Blind listening tests have been done over and over ad nauseum. Thomas Edison did his famous "Tone Tests" in 1915 using a live singer on stage along side their recorded voice playing on an Edison Disc player. Audiences often times could not distinguish the difference. His discs, btw, had more dynamic range than today's LPs. Edison was as much a showman as an inventor.
Maybe I am wrong, but it seems like most naysayers are the ones that have never tried specialty power cords and feel justified exclaiming that the emperor has no clothes. Much of the science behind power cords, interconnects and speaker cables has been explained. It takes a good background in Electrical Engineering to understand it. So for many of us lay people, it is more of an art or even magic and ultimately a hit or miss situation. Certainly, the differences made by any changes will affect people differently. Years ago, my wife was with me to do some speaker shopping. What I perceived as night and day differences in speakers were not detectable at all by her. I could not understand how she did not hear a difference and she did not understand why I did. That's it.
I used to laugh years ago at the idea of special speaker cables. Now I have a good sum of money tied up in speaker cables and interconnects. I held off trying power cords until a few years ago. I didn't want to spend the money, but curiosity got the better of me and I tried a power cord on my CD player. I planned to send the cord back and get a refund. The improvement was too good to ignore. Now for the last couple of years, I have been toying with the idea of a power cord for my amp.

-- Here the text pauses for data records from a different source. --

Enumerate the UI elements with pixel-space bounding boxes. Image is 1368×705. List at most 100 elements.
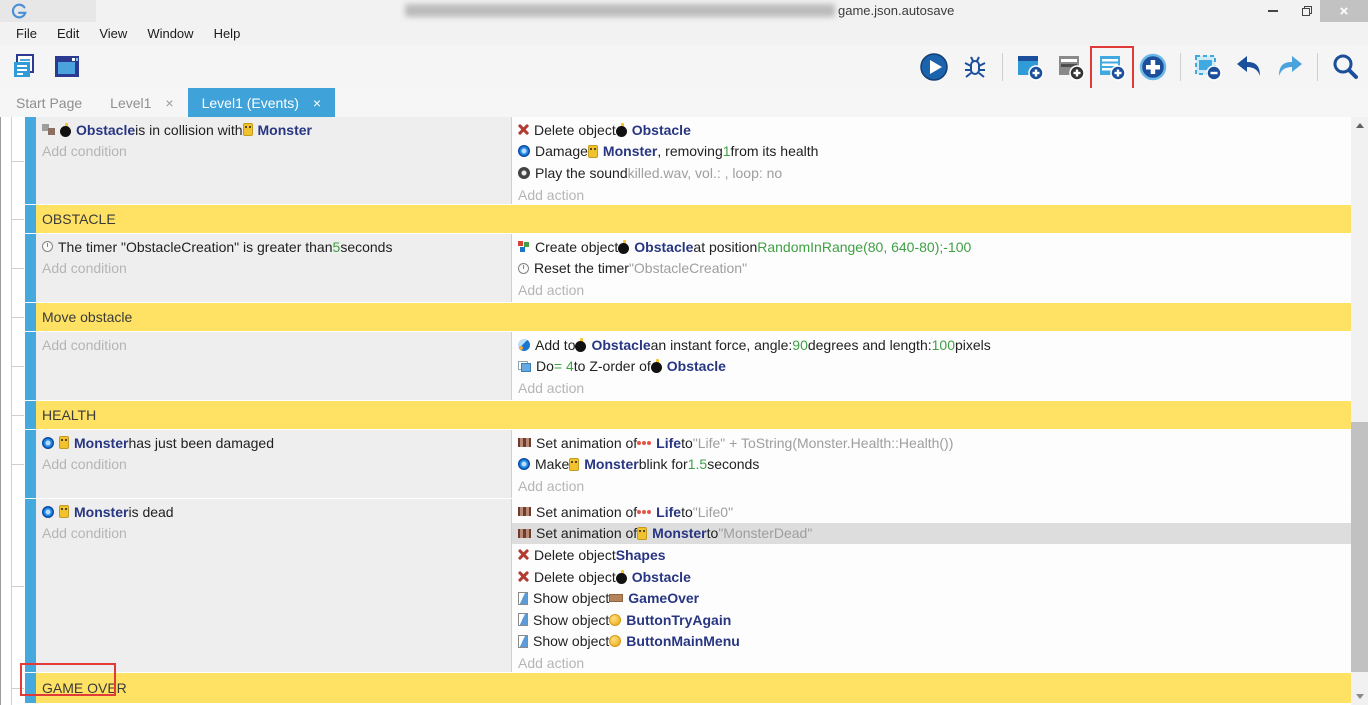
life-object-icon	[637, 506, 651, 518]
scene-editor-window-button[interactable]	[50, 50, 84, 84]
text-token: to	[681, 504, 693, 520]
placeholder-label: Add condition	[42, 260, 127, 276]
object-name: Obstacle	[634, 239, 693, 255]
conditions-column: Add condition	[36, 332, 512, 400]
action-line[interactable]: Set animation of Life to "Life" + ToStri…	[512, 432, 1351, 454]
event-selection-bar[interactable]	[25, 499, 36, 672]
add-action-button[interactable]: Add action	[512, 377, 1351, 399]
vertical-scrollbar[interactable]	[1351, 117, 1368, 705]
action-line[interactable]: Delete object Obstacle	[512, 566, 1351, 588]
add-condition-button[interactable]: Add condition	[36, 454, 511, 476]
undo-button[interactable]	[1232, 50, 1266, 84]
event-selection-bar[interactable]	[25, 332, 36, 400]
action-line[interactable]: Set animation of Life to "Life0"	[512, 501, 1351, 523]
event-selection-bar[interactable]	[25, 205, 36, 233]
condition-line[interactable]: Monster has just been damaged	[36, 432, 511, 454]
action-line[interactable]: Show object ButtonTryAgain	[512, 609, 1351, 631]
event-selection-bar[interactable]	[25, 234, 36, 302]
comment-label[interactable]: HEALTH	[36, 401, 1351, 429]
event-gutter	[1, 303, 25, 331]
add-action-button[interactable]: Add action	[512, 279, 1351, 301]
action-line[interactable]: Play the sound killed.wav, vol.: , loop:…	[512, 162, 1351, 184]
event-selection-bar[interactable]	[25, 401, 36, 429]
tab-level1[interactable]: Level1×	[96, 88, 187, 117]
condition-line[interactable]: Obstacle is in collision with Monster	[36, 119, 511, 141]
remove-event-button[interactable]	[1191, 50, 1225, 84]
comment-label[interactable]: OBSTACLE	[36, 205, 1351, 233]
conditions-column: The timer "ObstacleCreation" is greater …	[36, 234, 512, 302]
object-name: Life	[656, 504, 681, 520]
scroll-up-arrow[interactable]	[1351, 117, 1368, 134]
menu-view[interactable]: View	[89, 22, 137, 45]
object-name: Monster	[603, 143, 657, 159]
add-action-button[interactable]: Add action	[512, 184, 1351, 206]
event-selection-bar[interactable]	[25, 430, 36, 498]
health-behavior-icon	[42, 437, 54, 449]
toolbar-separator	[1180, 53, 1181, 81]
add-action-button[interactable]: Add action	[512, 652, 1351, 674]
action-line[interactable]: Delete object Obstacle	[512, 119, 1351, 141]
action-line[interactable]: Do = 4 to Z-order of Obstacle	[512, 356, 1351, 378]
action-line[interactable]: Damage Monster, removing 1 from its heal…	[512, 141, 1351, 163]
tab-level1-events-[interactable]: Level1 (Events)×	[188, 88, 335, 117]
add-condition-button[interactable]: Add condition	[36, 334, 511, 356]
toolbar-separator	[1002, 53, 1003, 81]
comment-label[interactable]: Move obstacle	[36, 303, 1351, 331]
action-line[interactable]: Delete object Shapes	[512, 544, 1351, 566]
event-selection-bar[interactable]	[25, 303, 36, 331]
text-token: The timer "ObstacleCreation" is greater …	[58, 239, 333, 255]
actions-column: Delete object ObstacleDamage Monster, re…	[512, 117, 1351, 204]
obstacle-object-icon	[60, 123, 71, 137]
visibility-icon	[518, 613, 528, 626]
text-token: , removing	[657, 143, 722, 159]
menu-edit[interactable]: Edit	[47, 22, 89, 45]
monster-object-icon	[59, 436, 69, 449]
action-line[interactable]: Show object GameOver	[512, 587, 1351, 609]
add-condition-button[interactable]: Add condition	[36, 258, 511, 280]
action-line[interactable]: Show object ButtonMainMenu	[512, 631, 1351, 653]
comment-label[interactable]: GAME OVER	[36, 673, 1351, 703]
restore-button[interactable]	[1292, 0, 1322, 22]
minimize-button[interactable]	[1258, 0, 1288, 22]
add-scene-button[interactable]	[1013, 50, 1047, 84]
tab-close-icon[interactable]: ×	[165, 95, 173, 111]
scroll-down-arrow[interactable]	[1351, 688, 1368, 705]
action-line[interactable]: Create object Obstacle at position Rando…	[512, 236, 1351, 258]
redo-button[interactable]	[1273, 50, 1307, 84]
toolbar-right-group	[917, 50, 1362, 84]
text-token: = 4	[554, 358, 574, 374]
action-line[interactable]: Reset the timer "ObstacleCreation"	[512, 258, 1351, 280]
add-external-events-button[interactable]	[1054, 50, 1088, 84]
menu-file[interactable]: File	[6, 22, 47, 45]
conditions-column: Monster is deadAdd condition	[36, 499, 512, 672]
add-condition-button[interactable]: Add condition	[36, 523, 511, 545]
event-selection-bar[interactable]	[25, 117, 36, 204]
add-condition-button[interactable]: Add condition	[36, 141, 511, 163]
condition-line[interactable]: Monster is dead	[36, 501, 511, 523]
action-line[interactable]: Set animation of Monster to "MonsterDead…	[512, 523, 1351, 545]
health-behavior-icon	[518, 458, 530, 470]
add-event-button[interactable]	[1095, 50, 1129, 84]
menu-window[interactable]: Window	[137, 22, 203, 45]
scene-editor-window-icon	[51, 51, 83, 83]
close-button[interactable]: ×	[1320, 0, 1368, 22]
project-manager-button[interactable]	[8, 50, 42, 84]
animation-icon	[518, 507, 531, 516]
tab-close-icon[interactable]: ×	[313, 95, 321, 111]
action-line[interactable]: Make Monster blink for 1.5 seconds	[512, 454, 1351, 476]
add-object-button[interactable]	[1136, 50, 1170, 84]
text-token: is dead	[128, 504, 173, 520]
text-token: 1.5	[688, 456, 707, 472]
debug-button[interactable]	[958, 50, 992, 84]
menu-help[interactable]: Help	[204, 22, 251, 45]
object-name: Life	[656, 435, 681, 451]
search-button[interactable]	[1328, 50, 1362, 84]
text-token: Delete object	[534, 569, 616, 585]
play-button[interactable]	[917, 50, 951, 84]
scrollbar-thumb[interactable]	[1351, 422, 1368, 672]
add-action-button[interactable]: Add action	[512, 475, 1351, 497]
action-line[interactable]: Add to Obstacle an instant force, angle:…	[512, 334, 1351, 356]
condition-line[interactable]: The timer "ObstacleCreation" is greater …	[36, 236, 511, 258]
tab-start-page[interactable]: Start Page	[2, 88, 96, 117]
event-selection-bar[interactable]	[25, 673, 36, 703]
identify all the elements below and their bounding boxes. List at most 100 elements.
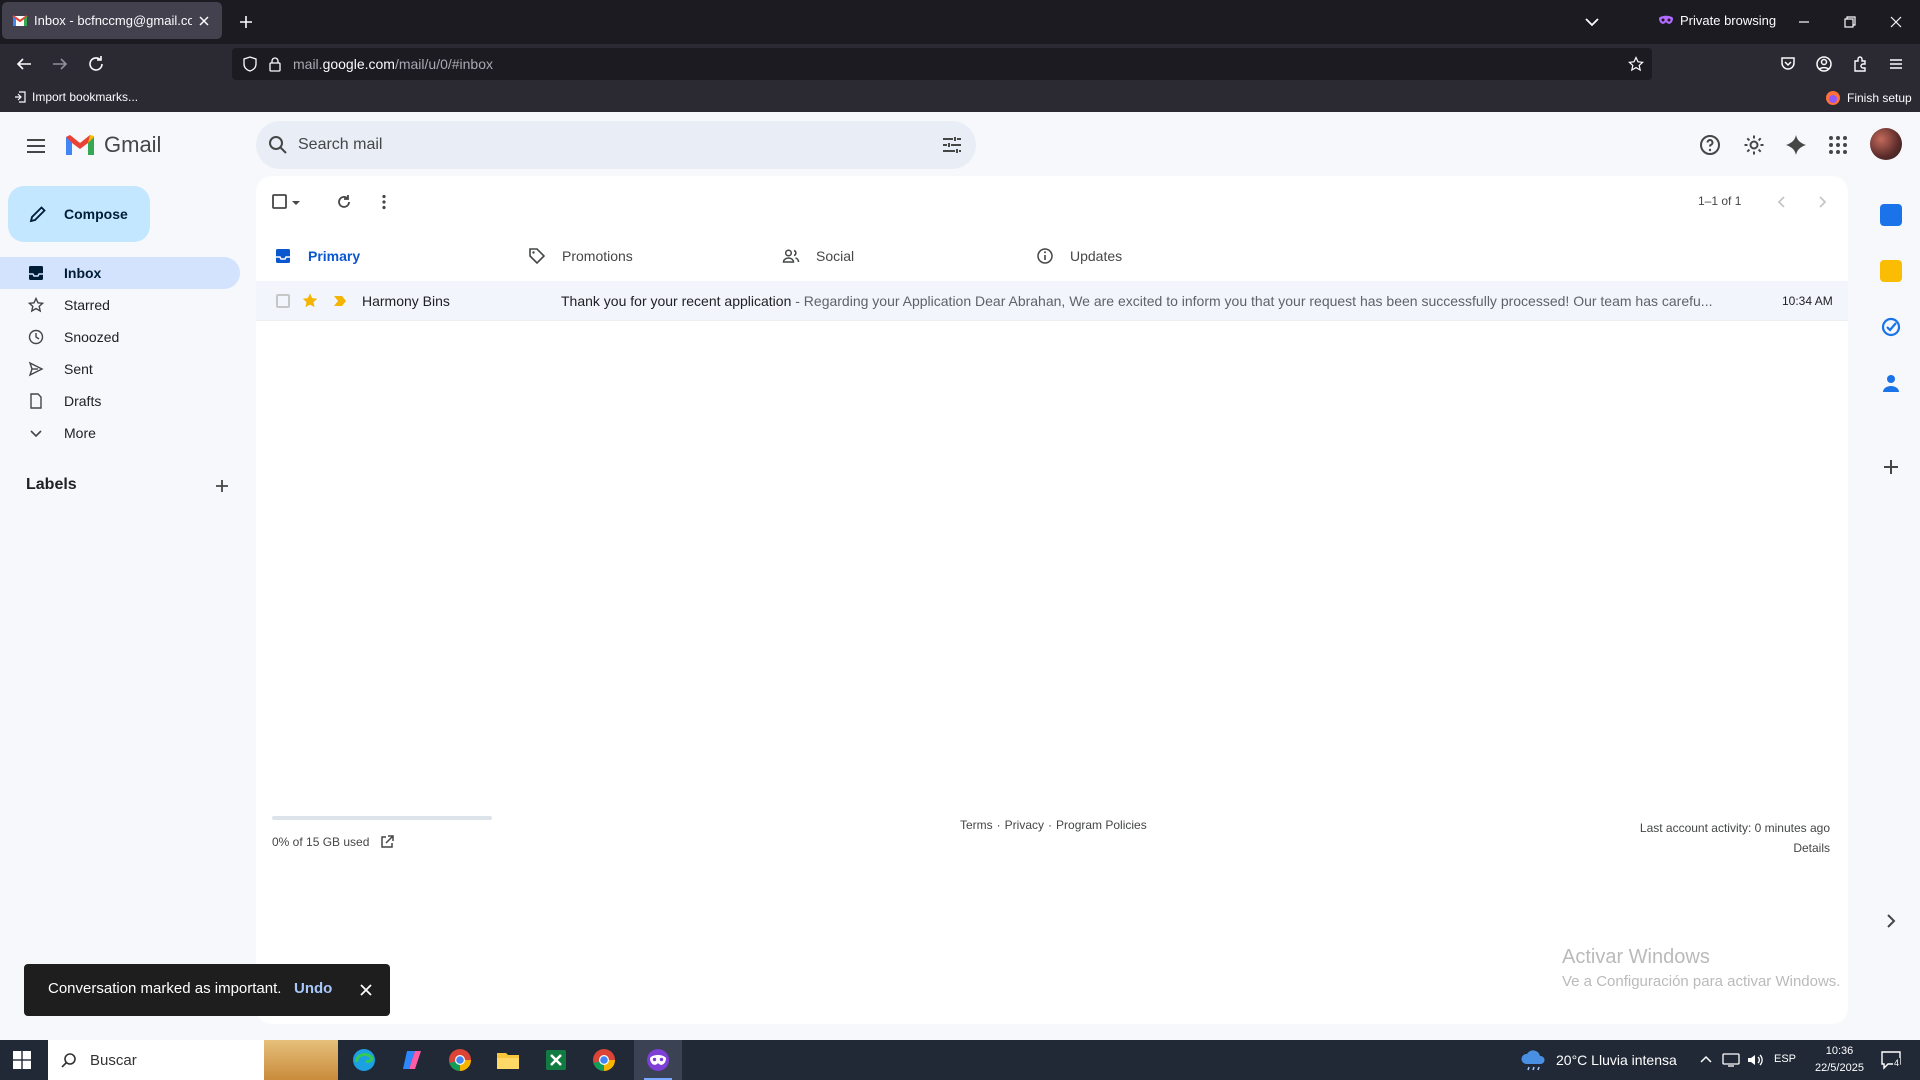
forward-arrow-icon[interactable]: [48, 52, 72, 76]
star-filled-icon[interactable]: [301, 292, 319, 310]
windows-start-icon[interactable]: [12, 1050, 32, 1070]
tasks-icon[interactable]: [1880, 316, 1902, 338]
edge-icon: [353, 1049, 375, 1071]
sidebar-item-snoozed[interactable]: Snoozed: [0, 321, 240, 353]
taskbar-chrome[interactable]: [436, 1040, 484, 1080]
chevron-up-icon[interactable]: [1698, 1052, 1714, 1068]
search-icon[interactable]: [266, 133, 290, 157]
privacy-link[interactable]: Privacy: [1005, 818, 1044, 832]
inbox-icon: [29, 266, 43, 280]
program-policies-link[interactable]: Program Policies: [1056, 818, 1147, 832]
tab-label: Promotions: [562, 248, 633, 264]
sidebar-item-inbox[interactable]: Inbox: [0, 257, 240, 289]
close-icon[interactable]: [356, 980, 376, 1000]
taskbar-search-label: Buscar: [90, 1051, 137, 1069]
important-marker-icon[interactable]: [332, 293, 348, 309]
shield-icon[interactable]: [242, 56, 258, 72]
gmail-favicon-icon: [12, 14, 28, 26]
account-avatar[interactable]: [1870, 128, 1902, 160]
contacts-icon[interactable]: [1880, 372, 1902, 394]
refresh-icon[interactable]: [334, 192, 354, 212]
sidebar-item-more[interactable]: More: [0, 417, 240, 449]
google-apps-grid-icon[interactable]: [1826, 133, 1850, 157]
list-all-tabs-icon[interactable]: [1580, 12, 1604, 32]
volume-icon[interactable]: [1746, 1052, 1764, 1068]
add-label-icon[interactable]: [212, 476, 232, 496]
app-menu-icon[interactable]: [1884, 52, 1908, 76]
tab-primary[interactable]: Primary: [264, 228, 518, 284]
open-external-icon[interactable]: [379, 834, 395, 850]
tab-updates[interactable]: Updates: [1026, 228, 1280, 284]
weather-widget[interactable]: 20°C Lluvia intensa: [1520, 1040, 1677, 1080]
help-icon[interactable]: [1698, 133, 1722, 157]
email-row[interactable]: Harmony Bins Thank you for your recent a…: [256, 281, 1848, 321]
details-link[interactable]: Details: [1640, 838, 1830, 858]
notification-center[interactable]: 4: [1880, 1050, 1902, 1070]
storage-usage-text: 0% of 15 GB used: [272, 835, 370, 849]
address-bar[interactable]: mail.google.com/mail/u/0/#inbox: [232, 48, 1652, 80]
finish-setup-button[interactable]: Finish setup: [1825, 90, 1912, 106]
compose-label: Compose: [64, 206, 128, 222]
chevron-right-icon[interactable]: [1880, 910, 1902, 932]
bookmark-star-icon[interactable]: [1628, 56, 1644, 72]
undo-button[interactable]: Undo: [294, 980, 332, 997]
search-icon: [61, 1053, 76, 1068]
import-bookmarks-button[interactable]: Import bookmarks...: [14, 90, 138, 104]
weather-text: 20°C Lluvia intensa: [1556, 1052, 1677, 1068]
lock-icon[interactable]: [267, 56, 283, 72]
main-menu-icon[interactable]: [24, 134, 48, 158]
watermark-subtitle: Ve a Configuración para activar Windows.: [1562, 973, 1841, 990]
sidebar-nav: Inbox Starred Snoozed Sent Drafts More: [0, 257, 256, 449]
terms-link[interactable]: Terms: [960, 818, 993, 832]
restore-icon[interactable]: [1838, 10, 1862, 34]
gemini-sparkle-icon[interactable]: [1784, 133, 1808, 157]
taskbar-search-box[interactable]: Buscar: [48, 1040, 338, 1080]
footer-links: Terms · Privacy · Program Policies: [960, 818, 1147, 832]
calendar-icon[interactable]: [1880, 204, 1902, 226]
compose-button[interactable]: Compose: [8, 186, 150, 242]
labels-heading: Labels: [26, 476, 77, 493]
pocket-icon[interactable]: [1776, 52, 1800, 76]
keep-icon[interactable]: [1880, 260, 1902, 282]
taskbar-excel[interactable]: [532, 1040, 580, 1080]
more-vertical-icon[interactable]: [374, 192, 394, 212]
email-checkbox[interactable]: [276, 294, 290, 308]
settings-gear-icon[interactable]: [1742, 133, 1766, 157]
taskbar-copilot[interactable]: [388, 1040, 436, 1080]
category-tabs: Primary Promotions Social Updates: [264, 228, 1848, 284]
sidebar-item-sent[interactable]: Sent: [0, 353, 240, 385]
excel-icon: [546, 1050, 566, 1070]
storage-usage: 0% of 15 GB used: [272, 834, 395, 850]
gmail-logo[interactable]: Gmail: [64, 132, 161, 158]
search-bar[interactable]: [256, 121, 976, 169]
search-input[interactable]: [298, 133, 898, 157]
taskbar-file-explorer[interactable]: [484, 1040, 532, 1080]
new-tab-icon[interactable]: [234, 10, 258, 34]
reload-icon[interactable]: [84, 52, 108, 76]
back-arrow-icon[interactable]: [12, 52, 36, 76]
extensions-icon[interactable]: [1848, 52, 1872, 76]
select-all-checkbox-icon[interactable]: [270, 192, 290, 212]
sidebar-item-starred[interactable]: Starred: [0, 289, 240, 321]
select-dropdown-icon[interactable]: [290, 192, 302, 212]
system-clock[interactable]: 10:36 22/5/2025: [1815, 1043, 1864, 1077]
url-text[interactable]: mail.google.com/mail/u/0/#inbox: [293, 56, 493, 72]
account-icon[interactable]: [1812, 52, 1836, 76]
taskbar-firefox-private[interactable]: [634, 1040, 682, 1080]
add-addon-icon[interactable]: [1880, 456, 1902, 478]
close-window-icon[interactable]: [1884, 10, 1908, 34]
sidebar-item-drafts[interactable]: Drafts: [0, 385, 240, 417]
older-page-icon[interactable]: [1772, 192, 1792, 212]
browser-tab-inbox[interactable]: Inbox - bcfnccmg@gmail.com -: [2, 2, 222, 39]
taskbar-edge[interactable]: [340, 1040, 388, 1080]
gmail-m-icon: [66, 135, 94, 155]
network-icon[interactable]: [1722, 1052, 1740, 1068]
minimize-icon[interactable]: [1792, 10, 1816, 34]
taskbar-chrome-2[interactable]: [580, 1040, 628, 1080]
search-options-icon[interactable]: [940, 133, 964, 157]
tab-social[interactable]: Social: [772, 228, 1026, 284]
input-language[interactable]: ESP: [1774, 1053, 1796, 1065]
close-tab-icon[interactable]: [196, 13, 212, 29]
newer-page-icon[interactable]: [1812, 192, 1832, 212]
tab-promotions[interactable]: Promotions: [518, 228, 772, 284]
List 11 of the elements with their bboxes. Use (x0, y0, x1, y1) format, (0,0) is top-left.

Now here is something that I have never found a good explanation for: Demagnetizing CDs. This goes back to the mid-90s. I had read a few things about demagnetizing discs back then and I finally decided to buy a bulk tape eraser to try it for myself. There again, the bulk tape eraser was $25 and I planned to take it back the next day for a full refund. The improvement made to the sound of my CDs was profound. I likened the sound of the CDs to a poorly tracking phono cartridge before demagnetizing them. How that bulk tape eraser can have an affect on something being scanned by a laser, I have no idea. Every now and then I will play a new CD without treating it- just being lazy or just to see if demagnetizing still makes a difference. It does.